On 27 Nov 2013, at 10:43 pm, Quincey Morris 
<quinceymor...@rivergatesoftware.com> wrote:

> FWIW I would say: right diagnosis, wrong solution.
> 
> What on earth is going on with your app(s) that requires preferences to be 
> deleted? If, after all these years of your being a very accomplished 
> developer, your apps aren’t robust enough to deal with unusable or 
> inconsistent values in prefs — or, more to the point, put the prefs into such 
> a state to begin with — then I humbly suggest you treat that as a major bug, 
> and fix it.

Absolutely correct, and we have very diligently done this whenever it has 
arisen.

> 
> Is there a genuine reason why you can’t robustify your app’s dealings with 
> preferences, and avoid the entire problem of deleting them?

The point is, if we could predict all bugs, they wouldn’t be there.

We’ve had rare cases in the past where a prefs file has caused an issue. 
Obviously we did not anticipate it, otherwise it would have been discovered in 
testing and fixed before it got out into the wild, but we know that nobody’s 
perfect, and not every case can be tested for. Therefore we approach things 
with the cautious knowledge that no matter how hard we try, there will always 
be bugs.
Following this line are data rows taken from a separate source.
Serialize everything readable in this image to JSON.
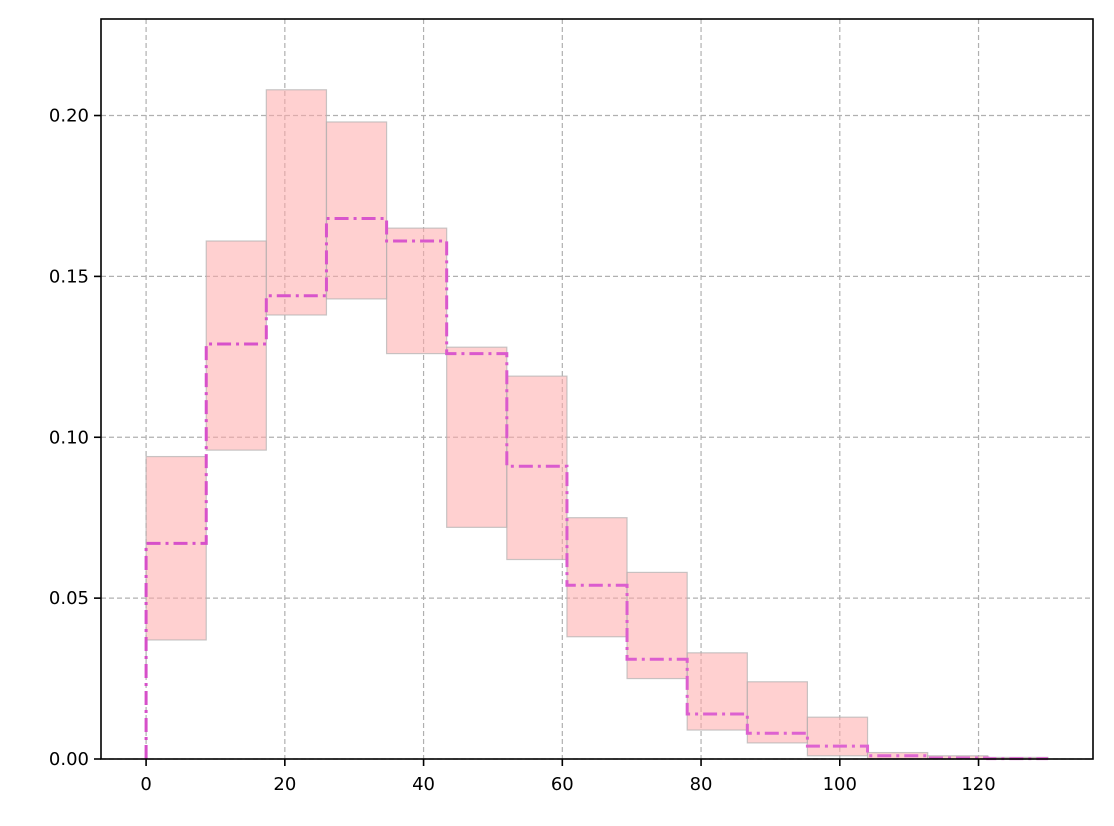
{
  "chart_data": {
    "type": "step",
    "title": "",
    "xlabel": "",
    "ylabel": "",
    "xlim": [
      -6.5,
      136.5
    ],
    "ylim": [
      0,
      0.23
    ],
    "x_ticks": [
      0,
      20,
      40,
      60,
      80,
      100,
      120
    ],
    "x_tick_labels": [
      "0",
      "20",
      "40",
      "60",
      "80",
      "100",
      "120"
    ],
    "y_ticks": [
      0.0,
      0.05,
      0.1,
      0.15,
      0.2
    ],
    "y_tick_labels": [
      "0.00",
      "0.05",
      "0.10",
      "0.15",
      "0.20"
    ],
    "grid": true,
    "legend": "none",
    "bin_edges": [
      0,
      8.67,
      17.33,
      26,
      34.67,
      43.33,
      52,
      60.67,
      69.33,
      78,
      86.67,
      95.33,
      104,
      112.67,
      121.33,
      130
    ],
    "series": [
      {
        "type": "step",
        "values": [
          0.067,
          0.129,
          0.144,
          0.168,
          0.161,
          0.126,
          0.091,
          0.054,
          0.031,
          0.014,
          0.008,
          0.004,
          0.001,
          0.0003,
          0.0001
        ],
        "lower": [
          0.037,
          0.096,
          0.138,
          0.143,
          0.126,
          0.072,
          0.062,
          0.038,
          0.025,
          0.009,
          0.005,
          0.001,
          0.0,
          0.0,
          0.0
        ],
        "upper": [
          0.094,
          0.161,
          0.208,
          0.198,
          0.165,
          0.128,
          0.119,
          0.075,
          0.058,
          0.033,
          0.024,
          0.013,
          0.002,
          0.001,
          0.0005
        ]
      }
    ],
    "colors": {
      "line_start": "#d64fc9",
      "line_end": "#e06ad4",
      "band_fill": "#ffaaaa",
      "band_fill_opacity": 0.55,
      "grid": "#b0b0b0"
    }
  }
}
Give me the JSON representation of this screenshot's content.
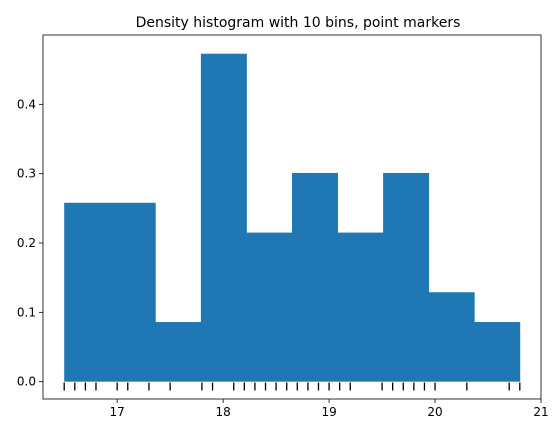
{
  "chart_data": {
    "type": "bar",
    "title": "Density histogram with 10 bins, point markers",
    "xlabel": "",
    "ylabel": "",
    "xlim": [
      16.3,
      21.0
    ],
    "ylim": [
      -0.025,
      0.5
    ],
    "x_ticks": [
      17,
      18,
      19,
      20,
      21
    ],
    "y_ticks": [
      0.0,
      0.1,
      0.2,
      0.3,
      0.4
    ],
    "x_tick_labels": [
      "17",
      "18",
      "19",
      "20",
      "21"
    ],
    "y_tick_labels": [
      "0.0",
      "0.1",
      "0.2",
      "0.3",
      "0.4"
    ],
    "grid": false,
    "bar_color": "#1f77b4",
    "bins": [
      {
        "x0": 16.5,
        "x1": 16.93,
        "density": 0.258
      },
      {
        "x0": 16.93,
        "x1": 17.36,
        "density": 0.258
      },
      {
        "x0": 17.36,
        "x1": 17.79,
        "density": 0.086
      },
      {
        "x0": 17.79,
        "x1": 18.22,
        "density": 0.473
      },
      {
        "x0": 18.22,
        "x1": 18.65,
        "density": 0.215
      },
      {
        "x0": 18.65,
        "x1": 19.08,
        "density": 0.301
      },
      {
        "x0": 19.08,
        "x1": 19.51,
        "density": 0.215
      },
      {
        "x0": 19.51,
        "x1": 19.94,
        "density": 0.301
      },
      {
        "x0": 19.94,
        "x1": 20.37,
        "density": 0.129
      },
      {
        "x0": 20.37,
        "x1": 20.8,
        "density": 0.086
      }
    ],
    "points": [
      16.5,
      16.6,
      16.7,
      16.8,
      17.0,
      17.1,
      17.3,
      17.5,
      17.8,
      17.9,
      18.1,
      18.2,
      18.3,
      18.4,
      18.5,
      18.6,
      18.7,
      18.8,
      18.9,
      19.0,
      19.1,
      19.2,
      19.5,
      19.6,
      19.7,
      19.8,
      19.9,
      20.0,
      20.3,
      20.7,
      20.8
    ],
    "marker_color": "#000000",
    "marker_y": -0.007
  }
}
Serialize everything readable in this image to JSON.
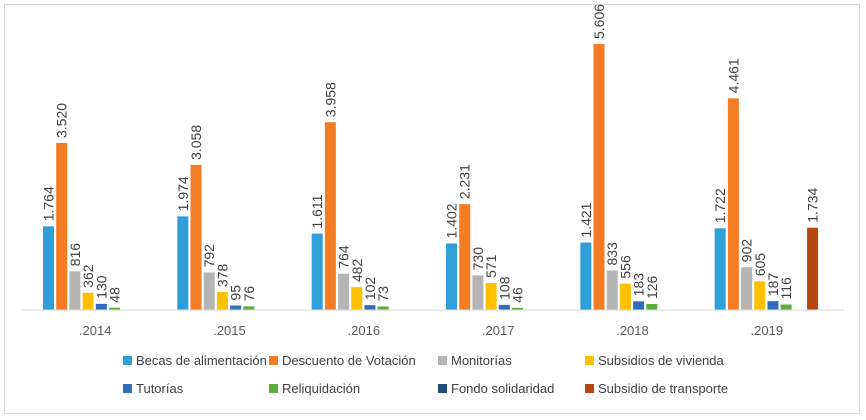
{
  "chart_data": {
    "type": "bar",
    "title": "",
    "xlabel": "",
    "ylabel": "",
    "ylim": [
      0,
      5606
    ],
    "grid": false,
    "legend_position": "bottom",
    "categories": [
      ".2014",
      ".2015",
      ".2016",
      ".2017",
      ".2018",
      ".2019"
    ],
    "series": [
      {
        "name": "Becas de alimentación",
        "color": "#2e9fd9",
        "values": [
          1764,
          1974,
          1611,
          1402,
          1421,
          1722
        ],
        "labels": [
          "1.764",
          "1.974",
          "1.611",
          "1.402",
          "1.421",
          "1.722"
        ]
      },
      {
        "name": "Descuento de Votación",
        "color": "#f47c25",
        "values": [
          3520,
          3058,
          3958,
          2231,
          5606,
          4461
        ],
        "labels": [
          "3.520",
          "3.058",
          "3.958",
          "2.231",
          "5.606",
          "4.461"
        ]
      },
      {
        "name": "Monitorías",
        "color": "#b5b5b5",
        "values": [
          816,
          792,
          764,
          730,
          833,
          902
        ],
        "labels": [
          "816",
          "792",
          "764",
          "730",
          "833",
          "902"
        ]
      },
      {
        "name": "Subsidios de vivienda",
        "color": "#ffc000",
        "values": [
          362,
          378,
          482,
          571,
          556,
          605
        ],
        "labels": [
          "362",
          "378",
          "482",
          "571",
          "556",
          "605"
        ]
      },
      {
        "name": "Tutorías",
        "color": "#2f6ebf",
        "values": [
          130,
          95,
          102,
          108,
          183,
          187
        ],
        "labels": [
          "130",
          "95",
          "102",
          "108",
          "183",
          "187"
        ]
      },
      {
        "name": "Reliquidación",
        "color": "#5cad3c",
        "values": [
          48,
          76,
          73,
          46,
          126,
          116
        ],
        "labels": [
          "48",
          "76",
          "73",
          "46",
          "126",
          "116"
        ]
      },
      {
        "name": "Fondo solidaridad",
        "color": "#1f4e79",
        "values": [
          null,
          null,
          null,
          null,
          null,
          null
        ],
        "labels": [
          "",
          "",
          "",
          "",
          "",
          ""
        ]
      },
      {
        "name": "Subsidio de transporte",
        "color": "#b5470f",
        "values": [
          null,
          null,
          null,
          null,
          null,
          1734
        ],
        "labels": [
          "",
          "",
          "",
          "",
          "",
          "1.734"
        ]
      }
    ]
  }
}
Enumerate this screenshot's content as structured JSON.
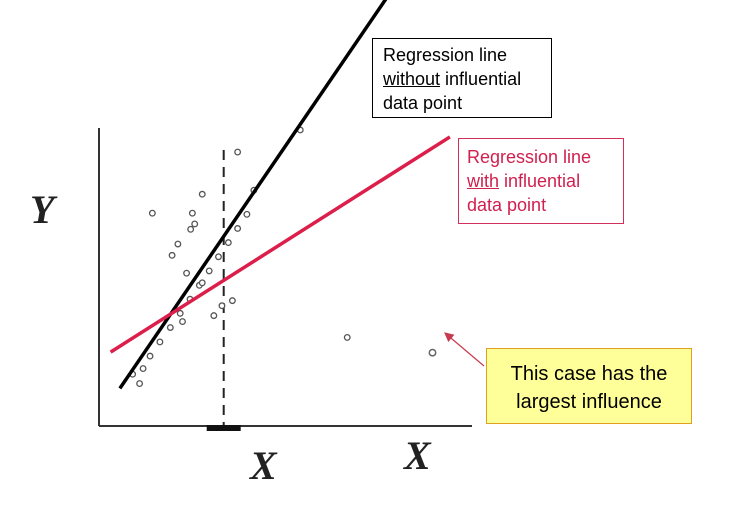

Since we’ve experienced bugs caused by prefs in the past, it’s not 
impossible that there could be other bugs triggered by bad prefs in the future. 
We need to have something up our sleeves if that occurs (like having a fire 
department). Deleting the prefs file has been an acceptable solution in the 
past because we know it’s super-rare that it’s needed. We always follow up 
where we can and find out the real cause and fix it, so these problems are 
virtually non-existent now, but we can’t be 100% certain.

One of the things that our app allows is that the user can build vector 
“styles” in pretty much any way that they can imagine. It means that there are 
literally billions of combinations. Each tool in the app might be working with 
any style at any time, and as a courtesy to the user we save the tool’s style 
data in the prefs so they can pick up where they left off. When we’ve had a 
problem with prefs, it’s usually turned out to be a user-built style that 
contains crazy values. We’ve worked extremely hard to make sure “crazy” values 
are impossible, but you can only make an app foolproof, not damn fool proof, 
and occasionally something totally unanticipated slips through. These days such 
occurrences are very rare, but as I say, we can’t guarantee there is certainty, 
given the sheer number of combinations making it impossible to test them 
exhaustively.

But the other reason it’s nice to have a quick way to restore the original 
defaults is in development and testing itself, so that a “clean install” can be 
tested as well as an update where an existing set of prefs needs to be 
considered. In this case the command line is fine, but clicking a button even 
better. Even developers and testers like an easy life.